Birçok insan, kimliği tanımlamada kariyerin önceliğini sorgulamaya başladı: Her zaman birçok insanı dışarıda bırakan ve incelikli bir şekilde belirli iş türlerini aşağılayarak, bir kariyerin olması gerektiği şeklinde yetiştirilmemizden daha tatmin edici olabilecek karşılıksız zaman harcama biçimlerine değer vermeyen bir kimlik biçimi. Hobileri, çocuk bakımı, arkadaşlar ve aileyle vakit geçirmeyi, uykuyu düşünün. Amerika'nın zihnindeki işin önceliğini yerinden oynatmak için ulusal bir saldırıya gerçekten ihtiyacımız yok, çünkü bu, az gelirlilerin mali endişelere karşı olduğu kadar, seçkinlerin emekliliğin duygusal yanından korkmasına neden oldu. Çok sayıda insan bunu zaten yapmaya çalışıyor. Ancak, iyi, ucuz sağlık sigortasına, 401(k) planlarına ve Sosyal Güvenlik'e büyük şirketlerdeki tam zamanlı işlere bağlı kalmaktan vazgeçilirse, bu alternatif değerli ve dengeli yaşam vizyonlarını takip etmeleri daha kolay olurdu.
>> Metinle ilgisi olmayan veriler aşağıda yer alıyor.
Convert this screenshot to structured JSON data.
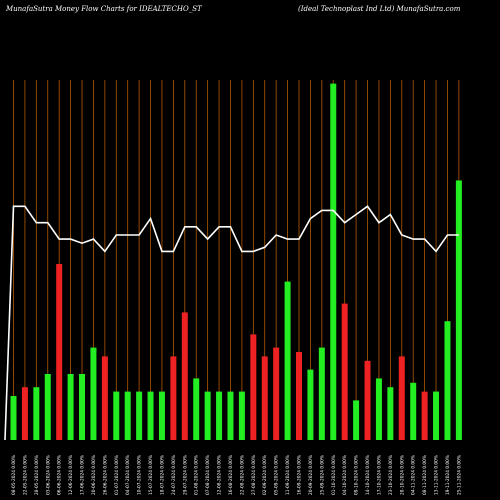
{
  "title_left": "MunafaSutra  Money Flow  Charts for IDEALTECHO_ST",
  "title_right": "(Ideal Technoplast Ind Ltd) MunafaSutra.com",
  "colors": {
    "background": "#000000",
    "grid": "#b35a00",
    "up": "#22ee22",
    "down": "#ee2222",
    "line": "#ffffff"
  },
  "chart_data": {
    "type": "bar",
    "grid": "vertical",
    "categories": [
      "08-05-2024 0.00%",
      "22-05-2024 0.00%",
      "28-05-2024 0.00%",
      "03-06-2024 0.00%",
      "06-06-2024 0.00%",
      "12-06-2024 0.00%",
      "17-06-2024 0.00%",
      "20-06-2024 0.00%",
      "26-06-2024 0.00%",
      "01-07-2024 0.00%",
      "04-07-2024 0.00%",
      "10-07-2024 0.00%",
      "15-07-2024 0.00%",
      "18-07-2024 0.00%",
      "24-07-2024 0.00%",
      "29-07-2024 0.00%",
      "01-08-2024 0.00%",
      "07-08-2024 0.00%",
      "12-08-2024 0.00%",
      "16-08-2024 0.00%",
      "22-08-2024 0.00%",
      "27-08-2024 0.00%",
      "02-09-2024 0.00%",
      "05-09-2024 0.00%",
      "11-09-2024 0.00%",
      "16-09-2024 0.00%",
      "20-09-2024 0.00%",
      "25-09-2024 0.00%",
      "01-10-2024 0.00%",
      "04-10-2024 0.00%",
      "09-10-2024 0.00%",
      "14-10-2024 0.00%",
      "17-10-2024 0.00%",
      "23-10-2024 0.00%",
      "28-10-2024 0.00%",
      "04-11-2024 0.00%",
      "08-11-2024 0.00%",
      "13-11-2024 0.00%",
      "19-11-2024 0.00%",
      "25-11-2024 0.00%"
    ],
    "bar_values": [
      10,
      12,
      12,
      15,
      40,
      15,
      15,
      21,
      19,
      11,
      11,
      11,
      11,
      11,
      19,
      29,
      14,
      11,
      11,
      11,
      11,
      24,
      19,
      21,
      36,
      20,
      16,
      21,
      81,
      31,
      9,
      18,
      14,
      12,
      19,
      13,
      11,
      11,
      27,
      59
    ],
    "bar_colors": [
      "green",
      "red",
      "green",
      "green",
      "red",
      "green",
      "green",
      "green",
      "red",
      "green",
      "green",
      "green",
      "green",
      "green",
      "red",
      "red",
      "green",
      "green",
      "green",
      "green",
      "green",
      "red",
      "red",
      "red",
      "green",
      "red",
      "green",
      "green",
      "green",
      "red",
      "green",
      "red",
      "green",
      "green",
      "red",
      "green",
      "red",
      "green",
      "green",
      "green"
    ],
    "line_values": [
      57,
      57,
      53,
      53,
      49,
      49,
      48,
      49,
      46,
      50,
      50,
      50,
      54,
      46,
      46,
      52,
      52,
      49,
      52,
      52,
      46,
      46,
      47,
      50,
      49,
      49,
      54,
      56,
      56,
      53,
      55,
      57,
      53,
      55,
      50,
      49,
      49,
      46,
      50,
      50
    ]
  }
}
Chappel, kitabını, deniz kıyısında kaplumbağa yumurtalarını koruyan yaşlıların dokunaklı bir görüntüsüyle kapatıyor: "Yeraltında kaynayan değerli yaşamı ve gelecek nesilleri de izleyen bekçiler." Bu rol, iklim eylemi için Bill McKibben'ın Üçüncü Hareketinin hayal ettiği bir role benzer: yaşlılar, deneyimlerini ve etkilerini gezegen ve sonraki kuşaklar için kullanıyorlar. Güçlü bir vizyon, ancak yalnızca emeklilik ve yaşlıların bu emekliliklerde değerli olarak geçirebilecekleri yöntemler söz konusu olduğunda anlamı pazar değeri ile ayırmayı başarırsak ölçekte çalışabilir.